Apple investors bucked the company’s recommendations and approved a “civil rights audit” while rejecting a proposal calling for a report on Chinese forced labor.

The civil rights proposal approved on Friday shows that shareholders are increasingly prioritizing issues such as race and the environment in investing. At the same time, though, Apple has faced scrutiny for its business practices in China, which has been accused of committing genocide in Xinjiang.

“The vote today on the #civilrightsaudit proposal shows that investors are expecting accountability from the company when it comes to its DEI and civil rights related commitments,” SOC Investment Group, one of those backing the proposal, tweeted after the vote. The proposal was also supported by the Service Employees International Union and Trillium Management.

The proposal itself calls for a third-party audit of the tech giant’s policies that will provide recommendations about how Apple can improve its handling on matters such as gender pay equity and leadership diversity.

“We’re going to take the company’s own metrics and say, ‘OK, how do you live up to your own commitments?’” Dieter Waizenegger, executive director of SOC, told CNBC. “Does your activity actually move the needle? Or is it just PR?”

Apple had encouraged investors to shoot down the proposal because it says it's already living up to its expectations.

“Apple already fulfills the objectives of the proposal in several ways, including through impact and risk assessments, active governance and Board oversight, engagement with our communities and key stakeholders, and regular, transparent public reporting,” the company said in its proxy statement.

The other nine shareholder proposals, all of which were opposed by Apple, were shot down by investors on Friday, including one aimed at looking into how the company’s business intersects with forced labor in China.

The proposal called for a report on the degree to which Apple’s policies and procedures safeguard workers in its supply chain from forced labor, “including the extent to which Apple has identified suppliers and sub-suppliers that are at significant risk for forced labor violations, the number of suppliers against which Apple has taken corrective action due to such violations, and the availability and use of grievance mechanisms to compensate affected workers.”

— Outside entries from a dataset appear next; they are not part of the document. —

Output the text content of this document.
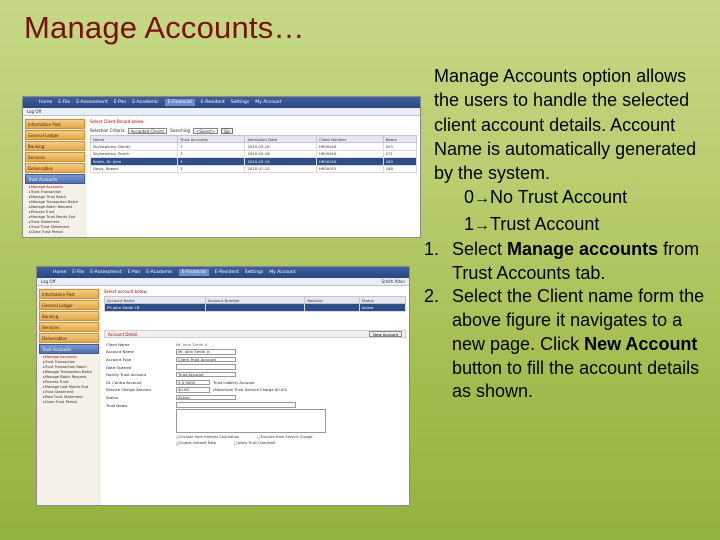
Manage Accounts…
Home E-File E-Assessment E-Pan E-Academic	E-Financial	E-Resident Settings My Account
Log Off
Information Post
General Ledger
Banking
Services
Deliverables
Trust Accounts
▸ Manage Accounts
▸ Trust Transaction
▸ Manage Trust Batch
▸ Manage Transaction Batch
▸ Manage Batch Request
▸ Process Trust
▸ Manage Trust Month End
▸ Trust Statement
▸ Trust Trust Statement
▸ Close Trust Period
Select Client Record below
Selection Criteria	Accepted Clients	Searching	<Select>	Go
Name	Trust Accounts	Admission Date	Client Number	Name
Skyhawking, Dendy	3	2010-03-16	HR00016	203
Skyhawking, Peach	3	2010-03-16	HR00016	271
Smith, Dr. John	3	2010-03-19	HR00019	185
Davis, Robert	3	2010-07-15	HR00015	188
Home E-File E-Assessment E-Pan E-Academic	E-Financial	E-Resident Settings My Account
Log Off	Smith Alton
Information Post
General Ledger
Banking
Services
Deliverables
Trust Accounts
▸ Manage Accounts
▸ Trust Transaction
▸ Trust Transaction Batch
▸ Manage Transaction Batch
▸ Manage Batch Request
▸ Process Trust
▸ Manage Last Month End
▸ Trust Statement
▸ Pass Trust Statement
▸ Close Trust Period
Select account below
Account Name	Account Number	Balance	Status
PS John Smith LB			Active
Account Detail	New Account
Client Name	Mr. John Smith Jr.
Account Name	Mr. John Smith Jr.
Account Type	Client Trust Account
Date Opened
Facility Trust Account	Trust Account
GL Contra Account	5-5 5000	Trust Liability Account
Service Charge Amount	$0.00	(Maximum Trust Service Charge $0.00)
Status	Active
Trust Notes
□ Exclude from Interest Calculation	□ Exclude from Service Charge
□ Enable Interest Rate	□ Allow Trust Overdraft

Manage Accounts option allows the users to handle the selected client account details. Account Name is automatically generated by the system.

0→No Trust Account

1→Trust Account

1. Select Manage accounts from Trust Accounts tab.
2. Select the Client name form the above figure it navigates to a new page. Click New Account button to fill the account details as shown.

The supporting statement for the forced labor proposal said there have been reports that at least nine companies in Apple’s supply chain have been involved in the Chinese government’s forced labor program.

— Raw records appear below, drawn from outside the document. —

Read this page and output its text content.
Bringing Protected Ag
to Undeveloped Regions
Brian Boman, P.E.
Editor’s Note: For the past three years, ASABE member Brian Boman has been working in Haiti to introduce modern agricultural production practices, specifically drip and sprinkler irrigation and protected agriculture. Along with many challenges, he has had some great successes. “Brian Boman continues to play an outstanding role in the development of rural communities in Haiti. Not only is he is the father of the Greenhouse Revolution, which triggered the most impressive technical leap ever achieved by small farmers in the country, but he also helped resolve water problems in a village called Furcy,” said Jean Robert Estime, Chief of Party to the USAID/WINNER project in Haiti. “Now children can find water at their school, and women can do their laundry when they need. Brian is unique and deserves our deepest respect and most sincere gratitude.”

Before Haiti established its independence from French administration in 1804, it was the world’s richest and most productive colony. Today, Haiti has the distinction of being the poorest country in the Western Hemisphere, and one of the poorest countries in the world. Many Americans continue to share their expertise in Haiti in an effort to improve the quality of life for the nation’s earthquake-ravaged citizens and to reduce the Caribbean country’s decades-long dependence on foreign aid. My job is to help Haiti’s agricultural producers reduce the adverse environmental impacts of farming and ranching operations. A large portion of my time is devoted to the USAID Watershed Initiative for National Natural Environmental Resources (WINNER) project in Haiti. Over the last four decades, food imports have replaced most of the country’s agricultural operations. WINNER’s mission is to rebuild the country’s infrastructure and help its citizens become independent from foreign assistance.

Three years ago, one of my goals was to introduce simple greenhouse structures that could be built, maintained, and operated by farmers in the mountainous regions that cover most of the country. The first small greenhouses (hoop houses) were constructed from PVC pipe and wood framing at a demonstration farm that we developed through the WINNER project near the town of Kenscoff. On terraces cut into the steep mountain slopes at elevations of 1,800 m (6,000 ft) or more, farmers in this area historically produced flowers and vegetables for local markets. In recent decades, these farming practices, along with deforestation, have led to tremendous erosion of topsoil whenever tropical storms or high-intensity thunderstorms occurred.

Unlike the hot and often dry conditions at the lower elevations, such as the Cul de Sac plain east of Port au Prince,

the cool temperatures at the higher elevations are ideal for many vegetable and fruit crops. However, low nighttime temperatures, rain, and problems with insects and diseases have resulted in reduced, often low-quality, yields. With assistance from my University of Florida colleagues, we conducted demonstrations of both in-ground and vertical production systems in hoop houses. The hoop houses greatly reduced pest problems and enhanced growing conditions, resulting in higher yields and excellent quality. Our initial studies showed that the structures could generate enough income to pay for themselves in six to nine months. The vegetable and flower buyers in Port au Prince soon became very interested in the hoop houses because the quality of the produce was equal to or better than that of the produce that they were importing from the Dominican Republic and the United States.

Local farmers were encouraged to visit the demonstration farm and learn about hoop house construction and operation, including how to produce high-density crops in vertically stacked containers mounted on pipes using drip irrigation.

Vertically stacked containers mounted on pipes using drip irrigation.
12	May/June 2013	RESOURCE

China has faced allegations that it is committing genocide against Uyghur Muslims in the Xinjiang region of the country.

“The proposed report is intended to mitigate this regulatory risk, given Apple’s dependence on suppliers operating under a government accused of genocide,” the proposal’s supporting statement read.

Various companies have faced criticism for their business ties to Beijing in light of the alleged genocide. For example, the conservative nonprofit organization Consumers’ Research has been running a massive pressure campaign targeting investment giant BlackRock and CEO Larry Fink, accusing them of cozying up to the Chinese government.

Shareholders also approved Apple CEO Tim Cook’s hefty compensation package despite some who expressed concerns about the $99 million bundle.

Apple’s board, which includes Cook, Chairman Arthur Levinson, and former Vice President Al Gore, was also accepted on Friday.